One difference of squares from two. Posteriors with Gaussians.

\( (a-x)^2 + (x-b)^2 \)

This expression appears when dealing with posterior probabilities for the mean parameter of a Gaussian distribution. [Can you remember how?]

Minimum at \( x = \frac{a + b}{2} \)

Let \( a < b \) and define \( d=b - a \). If \( x \) is constrained to be between \( a \) and \( b \), then the expression is maximized when \( x=a \) or \(x=b \). The maximum value is \( d^2 \). If \( x \) is not constrained to \( [a, b] \), then the value of the expression can grow unbounded. The expression is minimized when \( x=\frac{d}{2} \). Let \( h=\frac{d}{2} \) be the half-width of the interval. When \( x \) is at the midpoint, \( x=a + h \), then the expression becomes:

\[ h^2 + h^2 = 2h^2 = \frac{d^2}{2} \]

If you increase \( x \) slightly, \( x \to x + \varepsilon \), then the expression would become:

\[ (h + \varepsilon)^2 + (h - \varepsilon)^2 = 2h^2 + 2\varepsilon^2. \]

The expression increases in value. It was indeed minimized at the midpoint when \( x = a + h \), taking the value \( 2h^2 = \frac{d^2}{2} \). Visualising the larger square \( (a-b)^2\) containing two quarter-sized \( h^2\) squares maybe help intuition. 

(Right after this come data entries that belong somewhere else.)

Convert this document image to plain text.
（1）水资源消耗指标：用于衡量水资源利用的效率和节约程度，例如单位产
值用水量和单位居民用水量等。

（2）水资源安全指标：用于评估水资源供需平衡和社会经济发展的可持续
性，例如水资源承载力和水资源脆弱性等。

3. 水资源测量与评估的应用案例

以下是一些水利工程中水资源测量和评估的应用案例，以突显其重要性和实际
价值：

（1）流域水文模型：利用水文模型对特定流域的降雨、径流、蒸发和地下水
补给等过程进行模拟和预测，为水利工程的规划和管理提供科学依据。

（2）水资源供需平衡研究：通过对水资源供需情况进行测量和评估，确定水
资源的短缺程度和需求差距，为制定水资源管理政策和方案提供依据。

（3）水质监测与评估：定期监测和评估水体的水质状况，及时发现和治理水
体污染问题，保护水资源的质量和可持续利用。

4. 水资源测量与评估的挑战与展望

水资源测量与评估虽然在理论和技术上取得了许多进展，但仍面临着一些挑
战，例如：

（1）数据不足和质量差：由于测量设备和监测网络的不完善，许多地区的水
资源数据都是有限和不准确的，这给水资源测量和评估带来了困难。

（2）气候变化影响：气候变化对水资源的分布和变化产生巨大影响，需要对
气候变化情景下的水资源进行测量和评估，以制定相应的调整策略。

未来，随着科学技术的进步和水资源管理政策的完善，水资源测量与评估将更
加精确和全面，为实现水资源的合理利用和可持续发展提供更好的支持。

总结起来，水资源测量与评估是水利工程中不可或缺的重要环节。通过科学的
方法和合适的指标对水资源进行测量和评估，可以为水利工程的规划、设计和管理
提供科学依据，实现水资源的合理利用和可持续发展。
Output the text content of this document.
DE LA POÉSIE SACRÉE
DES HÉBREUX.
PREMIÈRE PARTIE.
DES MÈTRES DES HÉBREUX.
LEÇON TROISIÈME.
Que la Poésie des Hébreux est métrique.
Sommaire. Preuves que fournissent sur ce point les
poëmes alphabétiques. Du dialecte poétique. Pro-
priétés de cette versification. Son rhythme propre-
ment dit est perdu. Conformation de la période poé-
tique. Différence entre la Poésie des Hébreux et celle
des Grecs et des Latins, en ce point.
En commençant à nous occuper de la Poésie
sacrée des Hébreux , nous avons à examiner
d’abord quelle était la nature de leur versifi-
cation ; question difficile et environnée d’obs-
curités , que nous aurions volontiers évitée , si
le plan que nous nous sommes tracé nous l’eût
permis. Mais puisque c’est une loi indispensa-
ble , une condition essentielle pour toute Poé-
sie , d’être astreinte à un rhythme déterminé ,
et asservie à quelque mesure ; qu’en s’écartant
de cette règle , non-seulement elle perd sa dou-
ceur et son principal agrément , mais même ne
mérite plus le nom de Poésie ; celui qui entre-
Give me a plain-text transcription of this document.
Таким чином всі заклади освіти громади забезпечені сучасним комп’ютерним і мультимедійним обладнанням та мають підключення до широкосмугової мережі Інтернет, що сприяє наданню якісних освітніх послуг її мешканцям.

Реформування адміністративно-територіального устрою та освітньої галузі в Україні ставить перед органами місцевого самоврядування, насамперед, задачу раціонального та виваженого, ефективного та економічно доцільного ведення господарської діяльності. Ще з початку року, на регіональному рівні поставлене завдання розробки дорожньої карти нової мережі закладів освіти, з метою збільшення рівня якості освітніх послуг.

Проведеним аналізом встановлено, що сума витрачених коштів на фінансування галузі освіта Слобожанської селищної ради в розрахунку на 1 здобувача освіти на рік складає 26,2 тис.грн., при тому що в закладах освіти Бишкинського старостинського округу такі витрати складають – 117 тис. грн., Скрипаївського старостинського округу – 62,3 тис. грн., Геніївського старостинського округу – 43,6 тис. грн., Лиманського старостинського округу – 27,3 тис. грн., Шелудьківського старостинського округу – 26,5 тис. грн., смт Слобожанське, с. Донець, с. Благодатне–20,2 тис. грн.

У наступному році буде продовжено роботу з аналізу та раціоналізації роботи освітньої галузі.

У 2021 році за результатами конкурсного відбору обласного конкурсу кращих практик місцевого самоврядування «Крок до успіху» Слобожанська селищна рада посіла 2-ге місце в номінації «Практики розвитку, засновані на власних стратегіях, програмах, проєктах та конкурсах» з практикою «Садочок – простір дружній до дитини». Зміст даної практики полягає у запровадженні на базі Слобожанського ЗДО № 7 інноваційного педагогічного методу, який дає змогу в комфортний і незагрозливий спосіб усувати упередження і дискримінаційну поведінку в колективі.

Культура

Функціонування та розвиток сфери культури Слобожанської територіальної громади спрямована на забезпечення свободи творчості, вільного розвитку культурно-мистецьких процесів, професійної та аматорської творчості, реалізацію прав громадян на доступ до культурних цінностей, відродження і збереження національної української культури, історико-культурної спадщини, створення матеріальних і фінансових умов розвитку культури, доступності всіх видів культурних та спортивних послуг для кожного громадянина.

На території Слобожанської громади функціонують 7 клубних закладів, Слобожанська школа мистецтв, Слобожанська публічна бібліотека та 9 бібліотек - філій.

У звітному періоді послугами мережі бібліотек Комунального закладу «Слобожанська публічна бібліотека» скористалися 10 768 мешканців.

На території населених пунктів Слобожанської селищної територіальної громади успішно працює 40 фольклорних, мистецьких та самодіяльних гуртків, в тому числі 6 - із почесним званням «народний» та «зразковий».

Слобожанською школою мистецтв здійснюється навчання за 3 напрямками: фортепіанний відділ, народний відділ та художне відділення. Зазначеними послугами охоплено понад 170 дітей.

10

From two squares to one square

The expression:

\[ (a-x)^2 + (x-b)^2 \]

can be rewritten as one square involving \( x \):

\[ \begin{aligned} (a-x)^2 + (x-b)^2 &= a^2 + x^2 - 2ax + x^2 + b^2 - 2bx \\ &= 2x^2 - 2x(a + b) + a^2 + b^2 \\ &= 2((x - \frac{a + b}{2})^2 - \frac{(a + b)^2}{4}) + a^2 + b^2 \\ &= 2(x - \frac{a + b}{2})^2 - \frac{(a^2 + 2ab + b^2)}{2} + \frac{2a^2 + 2b^2}{2} \\ &= 2(x - \frac{a + b}{2})^2 + \frac{a^2 + b^2 - 2ab}{2} \\ &= 2(x - \frac{a + b}{2})^2 + \frac{(a - b)^2}{2} \end{aligned} \]

Here again we see that the expression is minimized when \( x = \frac{a + b}{2} \), and the minimum value is \( \frac{(a - b)^2}{2} \).